Sensitivity of Chemical-Transport Model Simulations of Wildfire Smoke to Fire Emission Inventories
KRUTHIKA KUMAR, Soroush Neyestani, Rawad Saleh, University of Georgia
Abstract Number: 658
Working Group: Remote and Regional Atmospheric Aerosol
Abstract
We investigated the sensitivity of wildfire carbonaceous aerosol (CA) burdens over the U.S. predicted by the Weather and Research Forecasting Model Coupled with Chemistry (WRF-Chem) model to choice of fire emission inventory. We performed simulations for the month of August 2015, which featured extensive wildfires in the Northwestern U.S., and implemented two emission inventories: 1) the Fire INventory from NCAR (FINN) and 2) the National Emission Inventory (NEI).
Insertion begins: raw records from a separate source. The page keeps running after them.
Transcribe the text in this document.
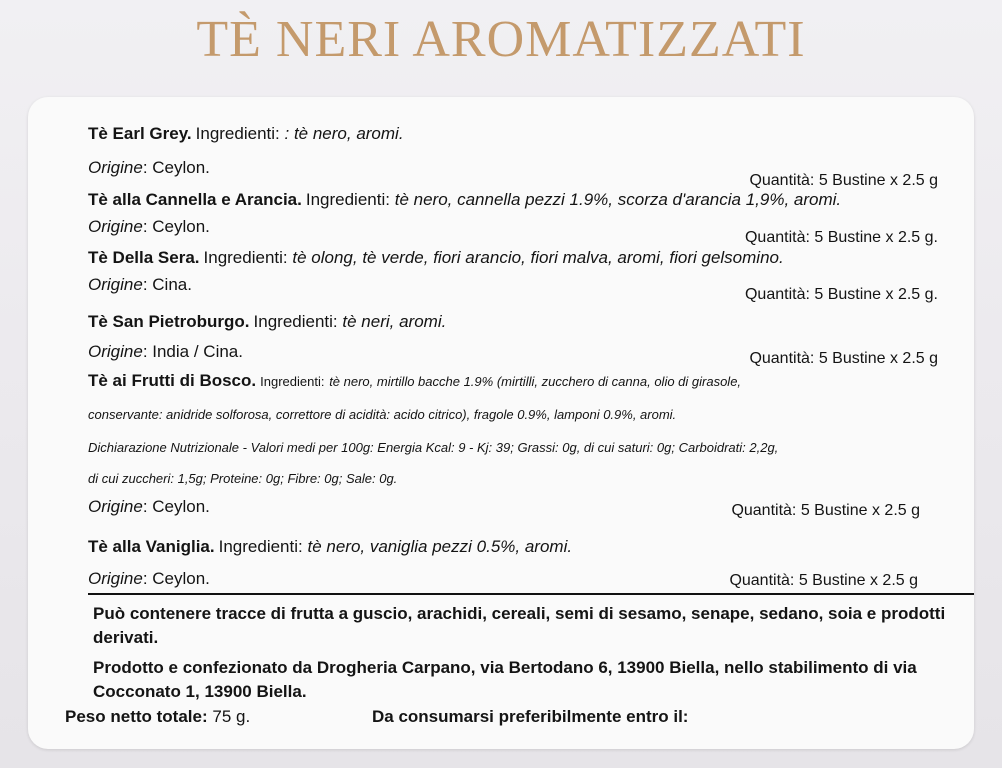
TÈ NERI AROMATIZZATI
Tè Earl Grey. Ingredienti: : tè nero, aromi.
Origine: Ceylon.
Quantità: 5 Bustine x 2.5 g
Tè alla Cannella e Arancia. Ingredienti: tè nero, cannella pezzi 1.9%, scorza d'arancia 1,9%, aromi.
Origine: Ceylon.
Quantità: 5 Bustine x 2.5 g.
Tè Della Sera. Ingredienti: tè olong, tè verde, fiori arancio, fiori malva, aromi, fiori gelsomino.
Origine: Cina.
Quantità: 5 Bustine x 2.5 g.
Tè San Pietroburgo. Ingredienti: tè neri, aromi.
Origine: India / Cina.	Quantità: 5 Bustine x 2.5 g
Tè ai Frutti di Bosco. Ingredienti: tè nero, mirtillo bacche 1.9% (mirtilli, zucchero di canna, olio di girasole,
conservante: anidride solforosa, correttore di acidità: acido citrico), fragole 0.9%, lamponi 0.9%, aromi.
Dichiarazione Nutrizionale - Valori medi per 100g: Energia Kcal: 9 - Kj: 39; Grassi: 0g, di cui saturi: 0g; Carboidrati: 2,2g,
di cui zuccheri: 1,5g; Proteine: 0g; Fibre: 0g; Sale: 0g.
Origine: Ceylon.	Quantità: 5 Bustine x 2.5 g
Tè alla Vaniglia. Ingredienti: tè nero, vaniglia pezzi 0.5%, aromi.
Origine: Ceylon.	Quantità: 5 Bustine x 2.5 g
Può contenere tracce di frutta a guscio, arachidi, cereali, semi di sesamo, senape, sedano, soia e prodotti derivati.
Prodotto e confezionato da Drogheria Carpano, via Bertodano 6, 13900 Biella, nello stabilimento di via Cocconato 1, 13900 Biella.
Peso netto totale: 75 g.	Da consumarsi preferibilmente entro il:
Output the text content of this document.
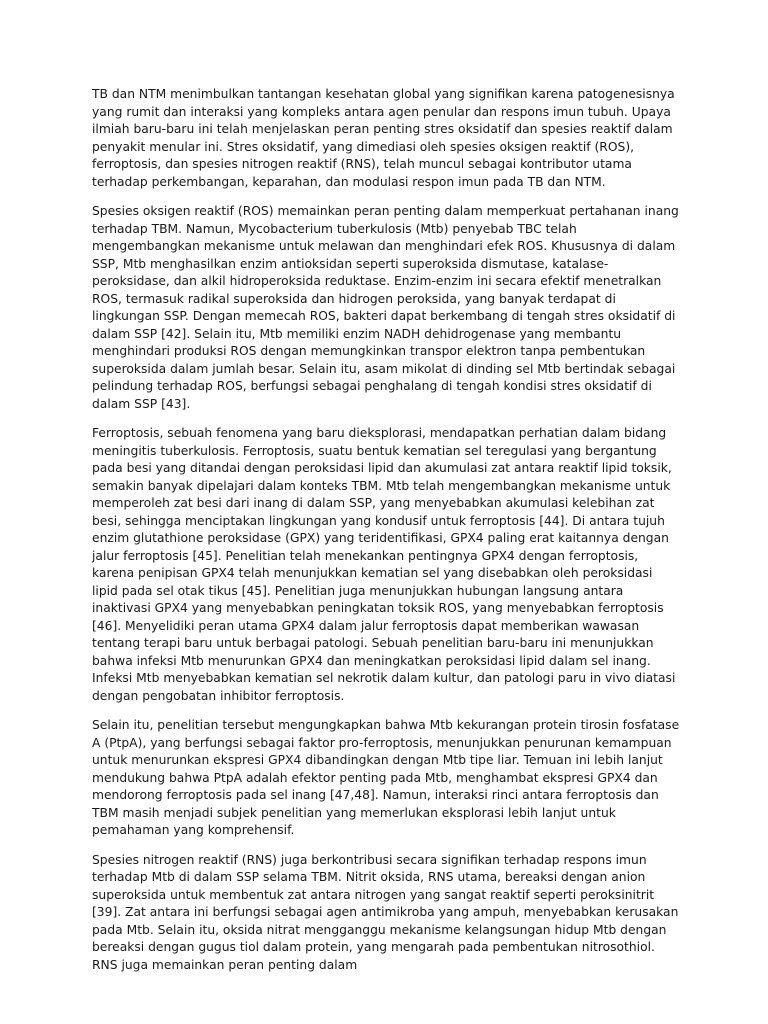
TB dan NTM menimbulkan tantangan kesehatan global yang signifikan karena patogenesisnya yang rumit dan interaksi yang kompleks antara agen penular dan respons imun tubuh. Upaya ilmiah baru-baru ini telah menjelaskan peran penting stres oksidatif dan spesies reaktif dalam penyakit menular ini. Stres oksidatif, yang dimediasi oleh spesies oksigen reaktif (ROS), ferroptosis, dan spesies nitrogen reaktif (RNS), telah muncul sebagai kontributor utama terhadap perkembangan, keparahan, dan modulasi respon imun pada TB dan NTM.

Spesies oksigen reaktif (ROS) memainkan peran penting dalam memperkuat pertahanan inang terhadap TBM. Namun, Mycobacterium tuberkulosis (Mtb) penyebab TBC telah mengembangkan mekanisme untuk melawan dan menghindari efek ROS. Khususnya di dalam SSP, Mtb menghasilkan enzim antioksidan seperti superoksida dismutase, katalase-peroksidase, dan alkil hidroperoksida reduktase. Enzim-enzim ini secara efektif menetralkan ROS, termasuk radikal superoksida dan hidrogen peroksida, yang banyak terdapat di lingkungan SSP. Dengan memecah ROS, bakteri dapat berkembang di tengah stres oksidatif di dalam SSP [42]. Selain itu, Mtb memiliki enzim NADH dehidrogenase yang membantu menghindari produksi ROS dengan memungkinkan transpor elektron tanpa pembentukan superoksida dalam jumlah besar. Selain itu, asam mikolat di dinding sel Mtb bertindak sebagai pelindung terhadap ROS, berfungsi sebagai penghalang di tengah kondisi stres oksidatif di dalam SSP [43].

Ferroptosis, sebuah fenomena yang baru dieksplorasi, mendapatkan perhatian dalam bidang meningitis tuberkulosis. Ferroptosis, suatu bentuk kematian sel teregulasi yang bergantung pada besi yang ditandai dengan peroksidasi lipid dan akumulasi zat antara reaktif lipid toksik, semakin banyak dipelajari dalam konteks TBM. Mtb telah mengembangkan mekanisme untuk memperoleh zat besi dari inang di dalam SSP, yang menyebabkan akumulasi kelebihan zat besi, sehingga menciptakan lingkungan yang kondusif untuk ferroptosis [44]. Di antara tujuh enzim glutathione peroksidase (GPX) yang teridentifikasi, GPX4 paling erat kaitannya dengan jalur ferroptosis [45]. Penelitian telah menekankan pentingnya GPX4 dengan ferroptosis, karena penipisan GPX4 telah menunjukkan kematian sel yang disebabkan oleh peroksidasi lipid pada sel otak tikus [45]. Penelitian juga menunjukkan hubungan langsung antara inaktivasi GPX4 yang menyebabkan peningkatan toksik ROS, yang menyebabkan ferroptosis [46]. Menyelidiki peran utama GPX4 dalam jalur ferroptosis dapat memberikan wawasan tentang terapi baru untuk berbagai patologi. Sebuah penelitian baru-baru ini menunjukkan bahwa infeksi Mtb menurunkan GPX4 dan meningkatkan peroksidasi lipid dalam sel inang. Infeksi Mtb menyebabkan kematian sel nekrotik dalam kultur, dan patologi paru in vivo diatasi dengan pengobatan inhibitor ferroptosis.

Selain itu, penelitian tersebut mengungkapkan bahwa Mtb kekurangan protein tirosin fosfatase A (PtpA), yang berfungsi sebagai faktor pro-ferroptosis, menunjukkan penurunan kemampuan untuk menurunkan ekspresi GPX4 dibandingkan dengan Mtb tipe liar. Temuan ini lebih lanjut mendukung bahwa PtpA adalah efektor penting pada Mtb, menghambat ekspresi GPX4 dan mendorong ferroptosis pada sel inang [47,48]. Namun, interaksi rinci antara ferroptosis dan TBM masih menjadi subjek penelitian yang memerlukan eksplorasi lebih lanjut untuk pemahaman yang komprehensif.

Spesies nitrogen reaktif (RNS) juga berkontribusi secara signifikan terhadap respons imun terhadap Mtb di dalam SSP selama TBM. Nitrit oksida, RNS utama, bereaksi dengan anion superoksida untuk membentuk zat antara nitrogen yang sangat reaktif seperti peroksinitrit [39]. Zat antara ini berfungsi sebagai agen antimikroba yang ampuh, menyebabkan kerusakan pada Mtb. Selain itu, oksida nitrat mengganggu mekanisme kelangsungan hidup Mtb dengan bereaksi dengan gugus tiol dalam protein, yang mengarah pada pembentukan nitrosothiol. RNS juga memainkan peran penting dalam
FINN predicted larger total burned area than NEI (5,280 km2 versus 4,480 km2), as well as higher emissions (in gigatonnes) of CO (49,500 versus 34,700), black carbon (BC) (349 versus 264), organic carbon (OC) (3,231 versus 1,285), and total volatile organic compounds (VOCs) (15,080 versus 6,410). In addition to differences in absolute emissions, FINN and NEI had substantially different emission profiles that led to wide differences in the relative burdens of the CA and gaseous species. For the wildfires included in this study, NEI had OC:BC = 4.87 and VOCs:CO = 0.18, while FINN had OC:BC = 9.25 and VOCs:CO = 0.3. The larger emission factors of VOCs in FINN compared to NEI led to a factor 2.5 higher secondary organic aerosol (SOA) burden predicted by the simulation the FINN simulation compared to NEI. Furthermore, the differences in plume rise treatment between FINN and NEI led to discrepancies in transport and spatial distribution of the emitted species. For example, despite the higher emission rate of BC in FINN compared to NEI, the NEI simulation predicted higher average surface concentration of wildfire BC in the Northwestern U.S. compared to the FINN simulation, whereas the FINN simulation had higher overall BC burden and more prominent long-range transport. Overall, these results highlight the importance of improving the accuracy of emission inventories to better assess the impact of wildfires on atmospheric chemistry and air quality.